This strange name had me wondering at first - did I just read pyro? Do I want that in my house? As it turns out, the eBay listing for the device I bought is correct - there really is the word pyro in there. Relax, though - pyroelectricity refers to the ability of certain materials to generate a voltage when their temperature changes, even for tiny temperature changes like that due to the infrared emissions of a warm body. There is a good Adafruit introductory article to the technology, with more details at http://www.glolab.com/pirparts/infrared.html.

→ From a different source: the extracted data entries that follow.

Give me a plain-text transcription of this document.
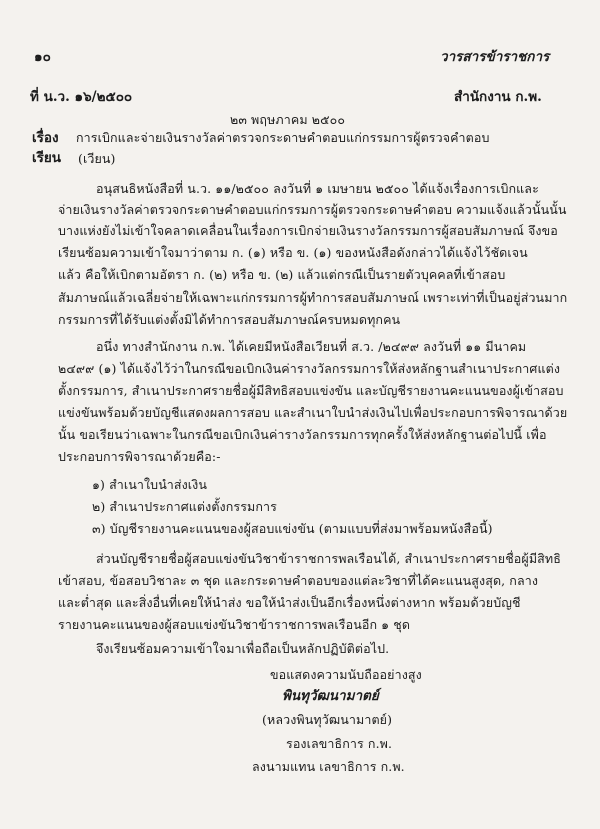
๑๐	วารสารข้าราชการ
ที่ น.ว. ๑๖/๒๕๐๐	สำนักงาน ก.พ.
๒๓ พฤษภาคม ๒๕๐๐
เรื่อง การเบิกและจ่ายเงินรางวัลค่าตรวจกระดาษคำตอบแก่กรรมการผู้ตรวจคำตอบ
เรียน (เวียน)
อนุสนธิหนังสือที่ น.ว. ๑๑/๒๕๐๐ ลงวันที่ ๑ เมษายน ๒๕๐๐ ได้แจ้งเรื่องการเบิกและ
จ่ายเงินรางวัลค่าตรวจกระดาษคำตอบแก่กรรมการผู้ตรวจกระดาษคำตอบ ความแจ้งแล้วนั้นนั้น
บางแห่งยังไม่เข้าใจคลาดเคลื่อนในเรื่องการเบิกจ่ายเงินรางวัลกรรมการผู้สอบสัมภาษณ์ จึงขอ
เรียนซ้อมความเข้าใจมาว่าตาม ก. (๑) หรือ ข. (๑) ของหนังสือดังกล่าวได้แจ้งไว้ชัดเจน
แล้ว คือให้เบิกตามอัตรา ก. (๒) หรือ ข. (๒) แล้วแต่กรณีเป็นรายตัวบุคคลที่เข้าสอบ
สัมภาษณ์แล้วเฉลี่ยจ่ายให้เฉพาะแก่กรรมการผู้ทำการสอบสัมภาษณ์ เพราะเท่าที่เป็นอยู่ส่วนมาก
กรรมการที่ได้รับแต่งตั้งมิได้ทำการสอบสัมภาษณ์ครบหมดทุกคน
อนึ่ง ทางสำนักงาน ก.พ. ได้เคยมีหนังสือเวียนที่ ส.ว. /๒๔๙๙ ลงวันที่ ๑๑ มีนาคม
๒๔๙๙ (๑) ได้แจ้งไว้ว่าในกรณีขอเบิกเงินค่ารางวัลกรรมการให้ส่งหลักฐานสำเนาประกาศแต่ง
ตั้งกรรมการ, สำเนาประกาศรายชื่อผู้มีสิทธิสอบแข่งขัน และบัญชีรายงานคะแนนของผู้เข้าสอบ
แข่งขันพร้อมด้วยบัญชีแสดงผลการสอบ และสำเนาใบนำส่งเงินไปเพื่อประกอบการพิจารณาด้วย
นั้น ขอเรียนว่าเฉพาะในกรณีขอเบิกเงินค่ารางวัลกรรมการทุกครั้งให้ส่งหลักฐานต่อไปนี้ เพื่อ
ประกอบการพิจารณาด้วยคือ:-
๑) สำเนาใบนำส่งเงิน
๒) สำเนาประกาศแต่งตั้งกรรมการ
๓) บัญชีรายงานคะแนนของผู้สอบแข่งขัน (ตามแบบที่ส่งมาพร้อมหนังสือนี้)
ส่วนบัญชีรายชื่อผู้สอบแข่งขันวิชาข้าราชการพลเรือนได้, สำเนาประกาศรายชื่อผู้มีสิทธิ
เข้าสอบ, ข้อสอบวิชาละ ๓ ชุด และกระดาษคำตอบของแต่ละวิชาที่ได้คะแนนสูงสุด, กลาง
และต่ำสุด และสิ่งอื่นที่เคยให้นำส่ง ขอให้นำส่งเป็นอีกเรื่องหนึ่งต่างหาก พร้อมด้วยบัญชี
รายงานคะแนนของผู้สอบแข่งขันวิชาข้าราชการพลเรือนอีก ๑ ชุด
จึงเรียนซ้อมความเข้าใจมาเพื่อถือเป็นหลักปฏิบัติต่อไป.
ขอแสดงความนับถืออย่างสูง
พินทุวัฒนามาตย์
(หลวงพินทุวัฒนามาตย์)
รองเลขาธิการ ก.พ.
ลงนามแทน เลขาธิการ ก.พ.
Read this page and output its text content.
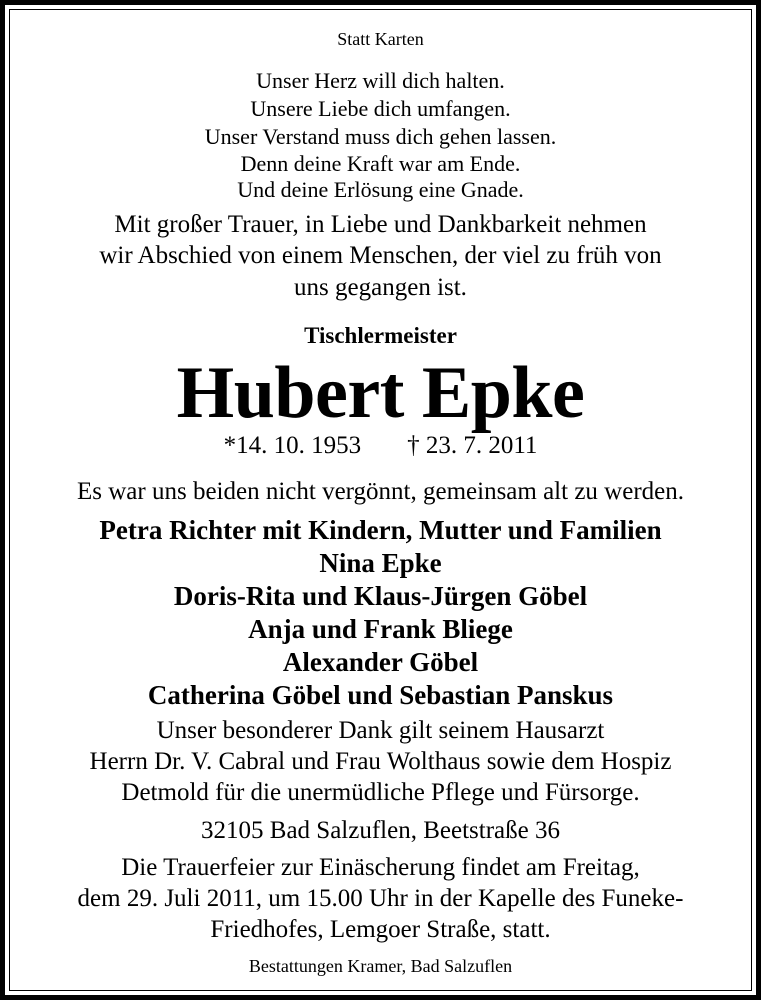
Statt Karten
Unser Herz will dich halten.
Unsere Liebe dich umfangen.
Unser Verstand muss dich gehen lassen.
Denn deine Kraft war am Ende.
Und deine Erlösung eine Gnade.
Mit großer Trauer, in Liebe und Dankbarkeit nehmen
wir Abschied von einem Menschen, der viel zu früh von
uns gegangen ist.
Tischlermeister
Hubert Epke
*14. 10. 1953 † 23. 7. 2011
Es war uns beiden nicht vergönnt, gemeinsam alt zu werden.
Petra Richter mit Kindern, Mutter und Familien
Nina Epke
Doris-Rita und Klaus-Jürgen Göbel
Anja und Frank Bliege
Alexander Göbel
Catherina Göbel und Sebastian Panskus
Unser besonderer Dank gilt seinem Hausarzt
Herrn Dr. V. Cabral und Frau Wolthaus sowie dem Hospiz
Detmold für die unermüdliche Pflege und Fürsorge.
32105 Bad Salzuflen, Beetstraße 36
Die Trauerfeier zur Einäscherung findet am Freitag,
dem 29. Juli 2011, um 15.00 Uhr in der Kapelle des Funeke-
Friedhofes, Lemgoer Straße, statt.
Bestattungen Kramer, Bad Salzuflen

Anyway, the principle of operation is that it detects movement. There is a very strong correlation between movement in a room and human in the room, so this choice is bound to be one of the most reliable, although it won’t work everywhere (toilets).
Pressure plates on the floor
Turn on the light
Once we know that a human is there, how do we power up the light?
The closest thing to pressing a switch (save for a cam that actually presses the physical switch) is a relay. Relays are noisy, bulky, somewhat expensive for the 230VAC variants, need a flyback diode, and the inexpensive non-latching ones need a holding current applied that is typically too high for a battery-powered circuit. (My original implementation was battery-powered, or at least needed to be able to be battery-powered, for reasons I’ll explain below).
Semi conductors provide almost free switching capabilities. MOSFETs are plentiful, inexpensive, and can switch high currents while consuming practically nothing. But they only work on DC (direct current). If you want AC switching (which you do for incandescent lighting), you can use a triac, or a MOSFET located at the output of a rectifier. Fortunately, there are fully integrated triac-based AC switching devices called SSR (solid state relays), and they’re not more expensive than relays. They do require a non-negligible holding current, though much lower than that of a relay. They’re very bulky, as I found out.
Low voltage switching and dimming
Can we do better than ON/OFF? A LED-based lighting system that uses a dimmable driver (a real dimming driver with PWM input, not the stupid “dim me with a triac” drivers which will die in 15 days if you do) might be driven by a low power, low cost, low voltage solution. Alas, I’m still using incandescent bulbs, so I need 230V AC switching. Future circuits will be based on LEDs.
Toilets are probably the worst place in a house where one can attempt to automate the light switch, yet for some reasons they are typically the first room people think about - and I was no exception! The problem is that presence and absence detection in toilets is very difficult to do reliably, as we’ve seen. It’s also critical - at least for men - that the light turns on and off at the right moment. Doing your business standing, with no light at all, is recipe for disaster. I do not believe it possible to reliably automate lighting in toilets. The bedroom is out for the very same reason - you close the door and stay static inside it for a lot of time. You definitely don’t want lights to be turned on at full power in the middle of the night because you’re turning over. Walk-in closet is a good target. It’s got a predictable usage pattern and all three sensor mechanisms apply. The bathroom similarly will work well with a motion sensor except when you’re taking a bath. I wish to discourage my family from taking baths. I don’t mind if the lights go out while they’re in the bath!
Because my bathroom allowed me not to worry too much about safety and casing, I decided to work on the bathroom.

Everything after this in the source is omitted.